Reducir la labor científica y humanista a la mera «generación de empleo» es no entender sobre el rol histórico de las universidades en el desarrollo de las sociedades. Es como pretender que la filosofía existe para mejorar el currículum o que la física cuántica se desarrolló solo para vender teléfonos. Claro que el empleo es importante —nadie en su sano juicio discutiría aquello—, pero elevarlo como el único criterio de validación es sostener una mirada pobre, utilitaria y profundamente reduccionista. La universidad no es una oficina de colocación de empleos de lujo; es el espacio donde se gesta el pensamiento, la cultura, la ética y el futuro de una nación.
Resulta inquietante la ligereza con la que se aborda el tema. Para hablar seriamente de investigación, el requisito mínimo —quizás excesivo para algunos— es haber habitado el rigor del proceso. No se trata de leer resúmenes ejecutivos, sino de conocer la fatiga del campo, la angustia de los datos que no cierran y la disciplina que exige la construcción de una verdad que no sea efímera. Escuchar a autoridades que jamás han formulado una pregunta de investigación hablar sobre «producción de conocimiento» o «eficiencia científica» es un ejercicio de surrealismo puro. Es la pretensión de dirigir una orquesta sin haber aprendido jamás a leer una partitura: se puede agitar la batuta con entusiasmo, pero el resultado es solo ruido.

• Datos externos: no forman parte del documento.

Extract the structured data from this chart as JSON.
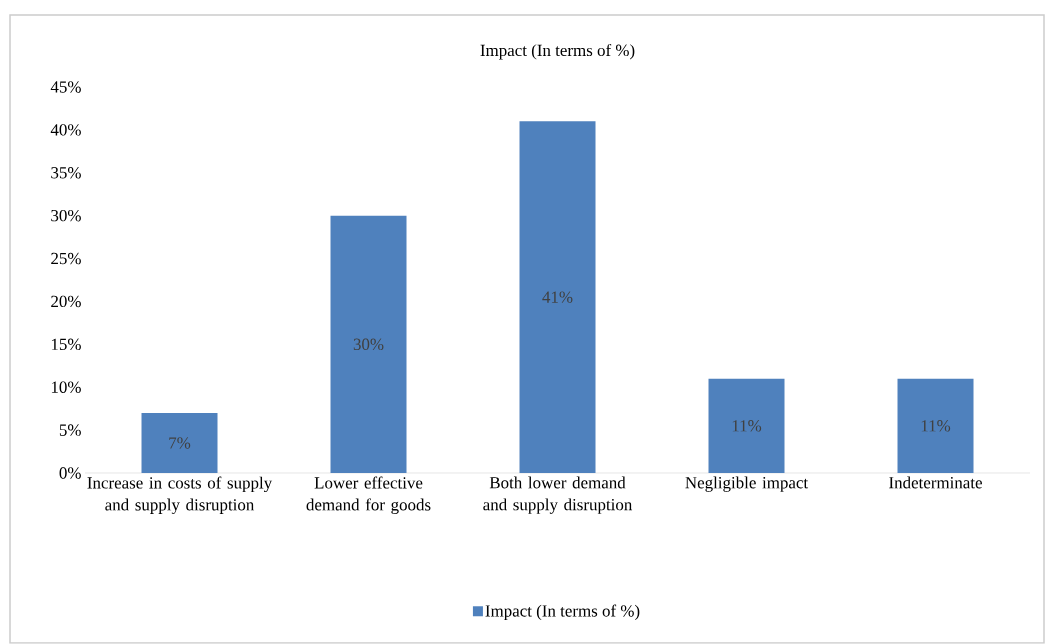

Lo peligroso de este discurso es que no ocurre en el vacío. En un país donde la inversión en I+D es alarmantemente baja, estas palabras no son solo opiniones: son sentencias de muerte para el desarrollo estratégico. Cuando la autoridad valida el utilitarismo ciego, lo que hace es empujar a nuestros mejores talentos al exilio y condenar al país a ser un mero consumidor de tecnologías ajenas. La brecha no se cierra comprando licencias, sino fomentando un ecosistema que soporte el error, la duda y el tiempo largo de la ciencia. Sin inversión real, el discurso de la «innovación» es solo marketing para ocultar el estancamiento.
Sostener que el objetivo final de la investigación es «terminar en un lindo libro guardado en una biblioteca» es de una precariedad intelectual alarmante. Bajo esa lógica decorativa, la penicilina sería hoy solo un manuscrito en un estante y no la base de la salud moderna. Proponer la investigación como un fetiche editorial, un objeto para juntar polvo, es no distinguir entre el envase y el contenido; es el síntoma del desprecio de lo profundo por la pura incapacidad de procesarlo.
Cuando las autoridades desprecian el valor del conocimiento como motor de desarrollo, lo que realmente desprecian es la posibilidad de que este país piense más allá de la inmediatez de la próxima encuesta. Es hora de que quienes diseñan políticas públicas se enfoquen en resolver los vacíos de sus proyectos en lugar de intentar dar lecciones sobre un ecosistema que les resulta ajeno.